Kenny Omega is primarily known for his background in the New Japan Pro-Wrestling (NJPW), a Japanese federation in which he played between 2010 and 2011 and, again, between 2013 and 2019, once conquering the IWGP Heavyweight Championship, the IWGP Junior Heavyweight Championship, the IWGP Intercontinental Championship, the IWGP United States Championship and the IWGP Junior Heavyweight Tag Team Championship (with Kōta Ibushi); in the summer of 2016, he also won the main tournament of the federation, the G1 Climax, being the first and, to date, the only non-Japanese wrestler to have achieved this result.

In an interview with The Natural Aristocrat, Omega spoke about if he’s had added pressure on his in-ring performances after Dave Meltzer gave one of his matches six stars.

Kenny Omega: 'I’m trying to do is just diversify my resume'

“Yeah, I mean it’s a double-edged sword really because when you set that standard, that precedent that you can have a six-star match… For some people, there’s an expectation that ‘Oh, if I see Kenny Omega, this is what I expect and hope to see!’.

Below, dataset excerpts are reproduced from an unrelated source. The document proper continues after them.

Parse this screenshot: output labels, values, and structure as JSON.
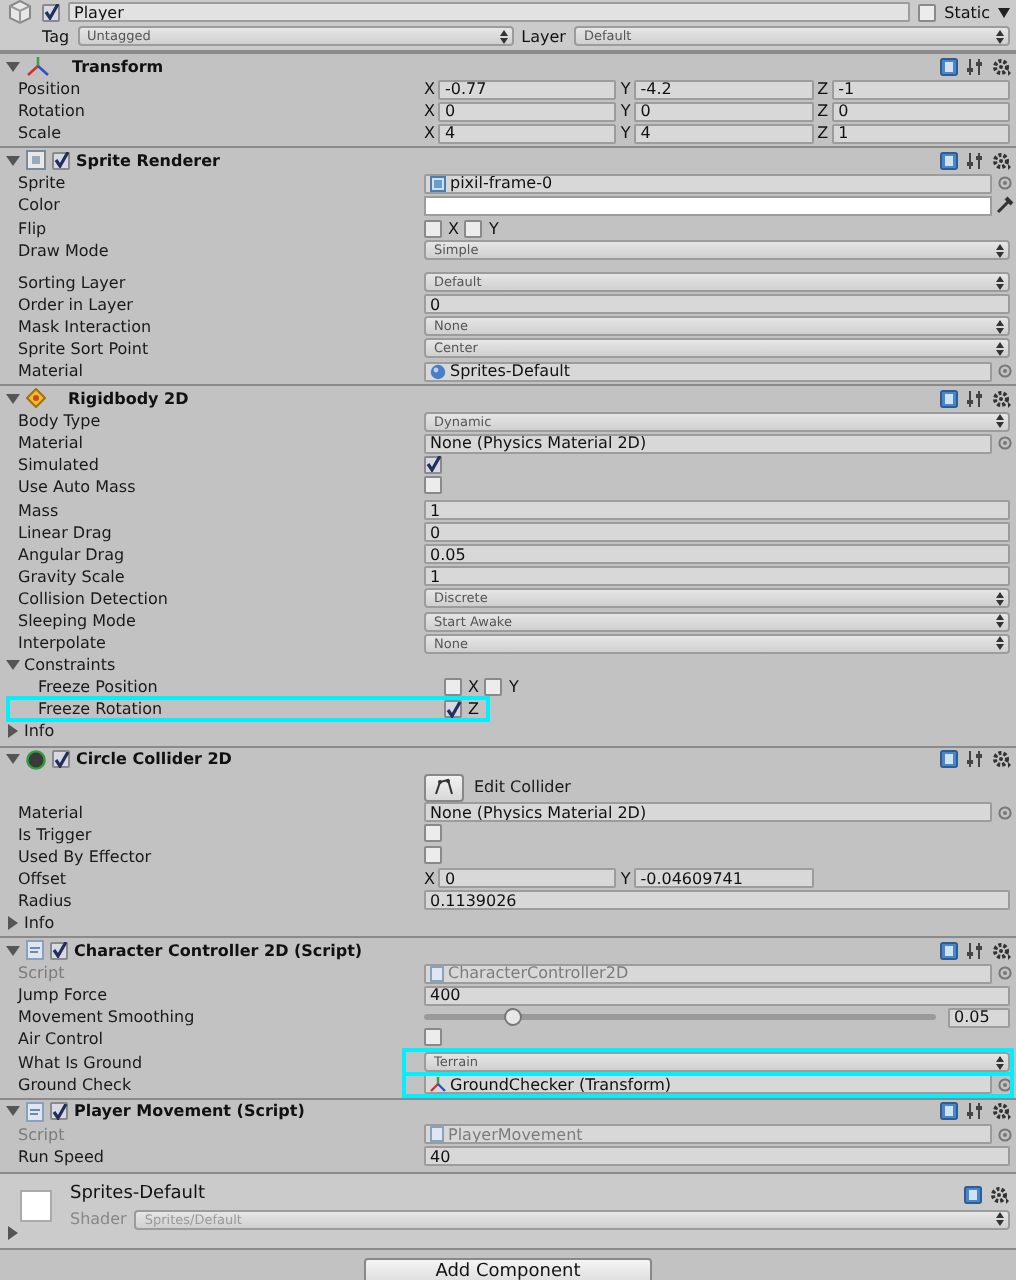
{
  "game_object": {
    "active": true,
    "name": "Player",
    "static_label": "Static",
    "static": false,
    "tag_label": "Tag",
    "tag": "Untagged",
    "layer_label": "Layer",
    "layer": "Default"
  },
  "components": [
    {
      "title": "Transform",
      "kind": "transform",
      "expanded": true,
      "rows": [
        {
          "kind": "vector",
          "label": "Position",
          "axes": [
            {
              "axis": "X",
              "value": "-0.77"
            },
            {
              "axis": "Y",
              "value": "-4.2"
            },
            {
              "axis": "Z",
              "value": "-1"
            }
          ]
        },
        {
          "kind": "vector",
          "label": "Rotation",
          "axes": [
            {
              "axis": "X",
              "value": "0"
            },
            {
              "axis": "Y",
              "value": "0"
            },
            {
              "axis": "Z",
              "value": "0"
            }
          ]
        },
        {
          "kind": "vector",
          "label": "Scale",
          "axes": [
            {
              "axis": "X",
              "value": "4"
            },
            {
              "axis": "Y",
              "value": "4"
            },
            {
              "axis": "Z",
              "value": "1"
            }
          ]
        }
      ]
    },
    {
      "title": "Sprite Renderer",
      "kind": "renderer",
      "enabled": true,
      "expanded": true,
      "rows": [
        {
          "kind": "sprite_ref",
          "label": "Sprite",
          "value": "pixil-frame-0"
        },
        {
          "kind": "color",
          "label": "Color",
          "color": "#ffffff"
        },
        {
          "kind": "checks",
          "label": "Flip",
          "checks": [
            {
              "label": "X",
              "checked": false
            },
            {
              "label": "Y",
              "checked": false
            }
          ]
        },
        {
          "kind": "dropdown",
          "label": "Draw Mode",
          "value": "Simple"
        },
        {
          "kind": "spacer"
        },
        {
          "kind": "dropdown",
          "label": "Sorting Layer",
          "value": "Default"
        },
        {
          "kind": "field",
          "label": "Order in Layer",
          "value": "0"
        },
        {
          "kind": "dropdown",
          "label": "Mask Interaction",
          "value": "None"
        },
        {
          "kind": "dropdown",
          "label": "Sprite Sort Point",
          "value": "Center"
        },
        {
          "kind": "material_ref",
          "label": "Material",
          "value": "Sprites-Default"
        }
      ]
    },
    {
      "title": "Rigidbody 2D",
      "kind": "rigidbody",
      "expanded": true,
      "rows": [
        {
          "kind": "dropdown",
          "label": "Body Type",
          "value": "Dynamic"
        },
        {
          "kind": "object",
          "label": "Material",
          "value": "None (Physics Material 2D)"
        },
        {
          "kind": "check",
          "label": "Simulated",
          "checked": true
        },
        {
          "kind": "check",
          "label": "Use Auto Mass",
          "checked": false
        },
        {
          "kind": "field",
          "label": "Mass",
          "value": "1"
        },
        {
          "kind": "field",
          "label": "Linear Drag",
          "value": "0"
        },
        {
          "kind": "field",
          "label": "Angular Drag",
          "value": "0.05"
        },
        {
          "kind": "field",
          "label": "Gravity Scale",
          "value": "1"
        },
        {
          "kind": "dropdown",
          "label": "Collision Detection",
          "value": "Discrete"
        },
        {
          "kind": "dropdown",
          "label": "Sleeping Mode",
          "value": "Start Awake"
        },
        {
          "kind": "dropdown",
          "label": "Interpolate",
          "value": "None"
        },
        {
          "kind": "foldout",
          "label": "Constraints",
          "expanded": true,
          "children": [
            {
              "kind": "checks",
              "label": "Freeze Position",
              "checks": [
                {
                  "label": "X",
                  "checked": false
                },
                {
                  "label": "Y",
                  "checked": false
                }
              ]
            },
            {
              "kind": "checks",
              "label": "Freeze Rotation",
              "highlighted": true,
              "checks": [
                {
                  "label": "Z",
                  "checked": true
                }
              ]
            }
          ]
        },
        {
          "kind": "foldout",
          "label": "Info",
          "expanded": false
        }
      ]
    },
    {
      "title": "Circle Collider 2D",
      "kind": "collider",
      "enabled": true,
      "expanded": true,
      "rows": [
        {
          "kind": "tool_button",
          "label": "Edit Collider"
        },
        {
          "kind": "object",
          "label": "Material",
          "value": "None (Physics Material 2D)"
        },
        {
          "kind": "check",
          "label": "Is Trigger",
          "checked": false
        },
        {
          "kind": "check",
          "label": "Used By Effector",
          "checked": false
        },
        {
          "kind": "vector",
          "label": "Offset",
          "axes": [
            {
              "axis": "X",
              "value": "0"
            },
            {
              "axis": "Y",
              "value": "-0.04609741"
            }
          ]
        },
        {
          "kind": "field",
          "label": "Radius",
          "value": "0.1139026"
        },
        {
          "kind": "foldout",
          "label": "Info",
          "expanded": false
        }
      ]
    },
    {
      "title": "Character Controller 2D (Script)",
      "kind": "script",
      "enabled": true,
      "expanded": true,
      "rows": [
        {
          "kind": "script_ref",
          "label": "Script",
          "value": "CharacterController2D",
          "disabled": true
        },
        {
          "kind": "field",
          "label": "Jump Force",
          "value": "400"
        },
        {
          "kind": "slider",
          "label": "Movement Smoothing",
          "level": 0.17,
          "value": "0.05"
        },
        {
          "kind": "check",
          "label": "Air Control",
          "checked": false
        },
        {
          "kind": "dropdown",
          "label": "What Is Ground",
          "value": "Terrain",
          "highlighted": true
        },
        {
          "kind": "transform_ref",
          "label": "Ground Check",
          "value": "GroundChecker (Transform)",
          "highlighted": true
        }
      ]
    },
    {
      "title": "Player Movement (Script)",
      "kind": "script",
      "enabled": true,
      "expanded": true,
      "rows": [
        {
          "kind": "script_ref",
          "label": "Script",
          "value": "PlayerMovement",
          "disabled": true
        },
        {
          "kind": "field",
          "label": "Run Speed",
          "value": "40"
        }
      ]
    }
  ],
  "material": {
    "name": "Sprites-Default",
    "shader_label": "Shader",
    "shader": "Sprites/Default",
    "expanded": false
  },
  "add_component": "Add Component"
}
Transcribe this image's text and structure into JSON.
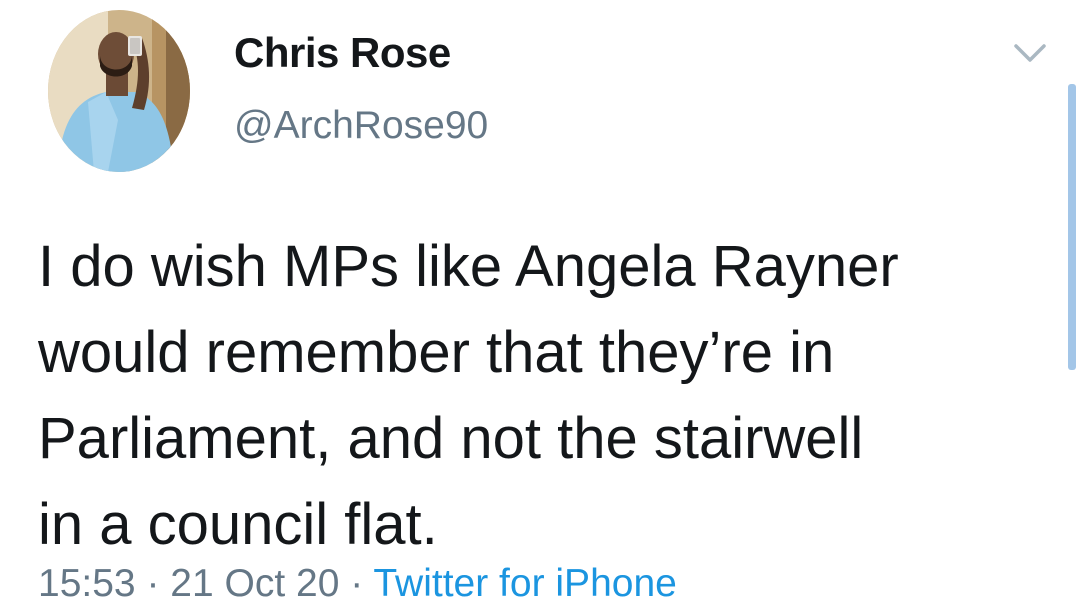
{
  "tweet": {
    "author": {
      "display_name": "Chris Rose",
      "handle": "@ArchRose90",
      "avatar_icon": "profile-photo"
    },
    "menu_icon": "chevron-down-icon",
    "text_lines": [
      "I do wish MPs like Angela Rayner",
      "would remember that they’re in",
      "Parliament, and not the stairwell",
      "in a council flat."
    ],
    "meta": {
      "time": "15:53",
      "separator": " · ",
      "date": "21 Oct 20",
      "source": "Twitter for iPhone"
    }
  },
  "colors": {
    "text": "#14171a",
    "secondary": "#657786",
    "link": "#1b95e0",
    "scrollbar": "#a3c6e8"
  }
}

And there’s a lot of variables that go into making a 6-star match. Now, I’ve had I think four or five matches that have went over 6-stars or 6 and over. I’ve had more than that go over 5 stars. But I never feel the pressure to have to deliver what one critic deems over a 5-star match.

What I’m trying to do is just diversify my resume, I never want to have to give what in one person’s mind is a 6-star match. That 6-star match to him isn’t necessarily what I think is a 6-star match. It isn’t necessarily what my neighbor that was beside me thinks is a 6-star match.

It’s not what little Jimmy who lives across the world and generally likes watching Sailor Moon, maybe he doesn’t consider that a 6-star match. I’m trying to always have performances that can appeal to all sorts of different people, from all walks of life.

I think as long as there is somebody in the world, that looks at one of my performances and considers it time not wasted. Or one of the best things that they’ve seen, I feel like my job is complete. So, yes there’s pressure to always give a performance that I think merits somebody’s interest and high praise. But it doesn’t necessarily have to be that one person’s praise" - Kenny Omega explained.